While their insights still apply for BIO 2018, I have a few additional recommendations to add.

Five Tips To Help Get Your 2018 BIO Session Proposal Accepted

In reviewing all of the 400 session submissions for BIO 2015, as well as the grading sheets, there are a number of consistent things that result in a session receiving a low score. So here are some best business practices to consider applying when submitting your 2018 BIO session proposals.

Know Your Audience. BIO has a lot of cross appeal. Thus, if you are going to submit a session that is highly specialized, it is not likely going to score well. While the speakers may be great and well researched, it might be a better fit for a highly specialized conference. Here is what one reviewer had to say about a 2015 submission that missed the mark, resulting in a rating of a “1”. “Utopian discussion but no take-homes for attendees.”

  1. Submit A Complete Form. Many of the sessions had fairly incomplete submissions, such as lacking an elevator pitch, or speakers weren’t contacted. If you are going to take the time to submit a session, make the time to do it well and complete. For example, this reviewer gave a 2015 session submission a “5” noting the following. “Excellent topic which should attract a large audience. Great panel, all speakers confirmed. Outstanding!”
  2. Title Your Session As If It Were Your Baby. One consistent problem I noticed with 2015 proposals is many had titles that were overly academic; blatant commercials for a city, country, company or industry; or provided little enticement toward getting people in the room. Take the time to review Google for a few titling tips, or try this headline analyzer, which is an excellent tool for coming up with more captivating headlines. Put your best foot forward, because the headline is often the first thing people read. Like it or not, people have biases. If you want to reduce the likelihood of creating a negative bias right out of the gate with a bad title, then have a better title. In fact, write the title before you write the proposal. Here is what a reviewer had this to say on one 2015 submission. “Very relevant topic – title may need work to explain content.”
  3. Submit Your Proposal To The Proper Focus Area. While it may be difficult sometimes to decide if your session is a general interest topic or not, it should not be difficult to determine if you have a session proposal on intellectual property (IP) and the conference has an IP track, where it should be submitted. Submitting a session for the “wrong home,” shows inattention to detail, results in people double grading, and is honestly not a good way to set yourself up for success. Here is a comment from a reviewer back in 2015 to make my point. “Is this about comparing various approaches and pipelines to see what the measure of differentiation can/should be? Or is it about establishing the differentiation with payers, in which case, this should be move[d] to the Value track instead of R&D. The title is really too long, needs an editor to tighten it up, and type together the description/methodology to the title. This could make a compelling program, but still not sure if it belongs in R&D or Value Track!”
  4. Confirm Your Speakers. One of the biggest ways to set yourself up for success is to have your speakers confirmed. Reviewers have a hard time considering and highly ranking a proposal that sounds very good on paper, but there being a chance that one or more speakers might not actually show. For example, from a 2015 reviewer who graded a session a “2.” “This session presents a risk of sounding like a sales pitch for the 3 companies mentioned; subject not likely to be of broad interest, 2 of 3 panelist not confirmed.”
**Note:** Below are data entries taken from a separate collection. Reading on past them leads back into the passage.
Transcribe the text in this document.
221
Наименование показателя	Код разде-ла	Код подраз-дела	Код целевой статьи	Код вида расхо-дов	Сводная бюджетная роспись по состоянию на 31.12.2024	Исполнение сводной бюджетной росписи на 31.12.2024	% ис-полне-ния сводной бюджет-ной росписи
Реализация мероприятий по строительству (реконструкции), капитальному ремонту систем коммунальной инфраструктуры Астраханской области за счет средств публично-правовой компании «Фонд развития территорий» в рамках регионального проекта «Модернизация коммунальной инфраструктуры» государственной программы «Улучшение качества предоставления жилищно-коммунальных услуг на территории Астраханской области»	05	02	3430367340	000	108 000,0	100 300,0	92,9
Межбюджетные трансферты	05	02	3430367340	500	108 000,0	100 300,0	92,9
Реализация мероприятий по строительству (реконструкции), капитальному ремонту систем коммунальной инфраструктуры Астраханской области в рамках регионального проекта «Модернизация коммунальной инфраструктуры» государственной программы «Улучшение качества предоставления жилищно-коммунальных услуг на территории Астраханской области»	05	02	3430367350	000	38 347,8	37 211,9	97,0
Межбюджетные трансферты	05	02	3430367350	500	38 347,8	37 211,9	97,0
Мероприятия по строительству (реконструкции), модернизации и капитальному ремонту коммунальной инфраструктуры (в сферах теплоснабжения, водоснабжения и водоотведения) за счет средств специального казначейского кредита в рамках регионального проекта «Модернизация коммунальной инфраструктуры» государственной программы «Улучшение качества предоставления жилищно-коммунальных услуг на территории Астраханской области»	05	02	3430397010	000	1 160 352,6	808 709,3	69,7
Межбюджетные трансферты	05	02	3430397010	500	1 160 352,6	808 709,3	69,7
Now you might be thinking, “I have submitted BIO session proposals in previous years, and not one has ever gotten accepted,” as a reason for why you don’t plan to submit this year. But perhaps your proposal got turned down for one of the above reasons. And now that you have a better understanding of what is needed, you should consider reapplying.

Hope we can count on you to be a BIO Change Agent in 2018 — and beyond!